Renew Europe has voted in favour of the anti-coercion instrument that will strengthen our trade toolbox. Initiated by the work of MEP Marie-Pierre Vedrenne on the EU Trade Enforcement Regulation, this instrument will enable the EU to repel blackmail by third countries seeking to interfere with its interests and those of its Member States, as China recently did with Lithuania. Without forgetting the need for dialogue with third countries, this tool is intended to act as a deterrent but also as an effective last resort.

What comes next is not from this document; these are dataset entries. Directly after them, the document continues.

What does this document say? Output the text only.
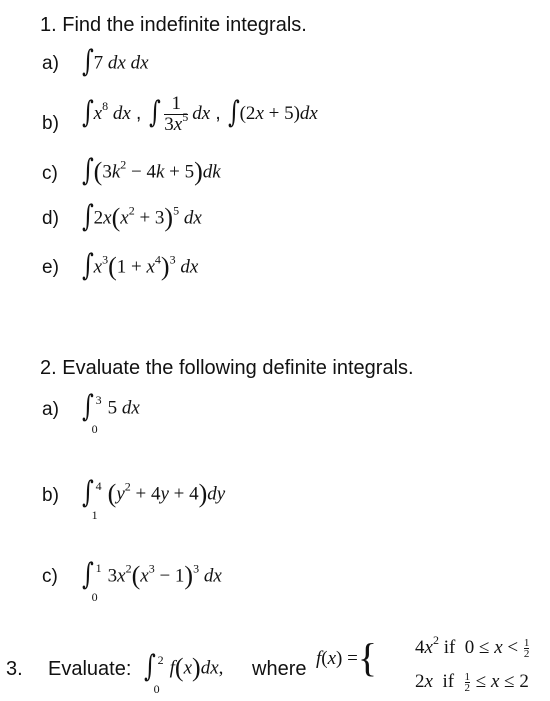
1. Find the indefinite integrals.
a) ∫7 dx dx
b) $\int x^8$ dx , ∫ $\frac{1}{3x^5}$ dx , ∫(2x + 5)dx
c) $\int(3k^2 - 4k + 5)dk$
d) $\int 2x(x^2 + 3)^5$ dx
e) $\int x^3(1 + x^4)^3$ dx
2. Evaluate the following definite integrals.
a) ∫ 3
0
5 dx
b) ∫ 4
1
$(y^2 + 4y + 4)dy$
c) ∫ 1
0
$3x^2(x^3 - 1)^3$ dx
3. Evaluate: ∫ 2
0
f(x)dx, where f(x) ={ $4x^2$ if  $0 \le x < \frac{1}{2}$
2x  if $\frac{1}{2} \le x \le 2$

Marie-Pierre Vedrenne (France, MoDem), Renew Europe shadow rapporteur on this file has declared:
"During this legislature, together with the Renew Europe Group, my focus has been on asserting the EU's commercial power and open strategic autonomy. The EU must be able to defend its interests and to fend off blackmail from third countries with a deterrent and effective tool. While maintaining dialogue with our partners remains crucial, we are now equipped to prevent situations akin to Lithuania's experience with China. The European Commission now bears the responsibility of implementing these tools and further advancing our legal arsenal."
Pushed within the EU Trade Enforcement Regulation, the anti-coercion instrument is part of a solid and broader toolbox including other instruments such as the foreign subsidies instrument and the international procurement instrument. The possible countermeasures are listed in the regulation (Annex I) and include measures targeting customs duties, investment, services, procurement, export control goods, intellectual property, chemicals, or financial services from the coercing country.
The European Parliament will exercise democratic control over the application of this instrument.
The EU institutions reached an agreement in trilogue in March 2023, which was finalised in June 2023. Tomorrow's plenary vote is the European Parliament's last before entry into force, which should take place in the next few weeks, following final approval by the Council.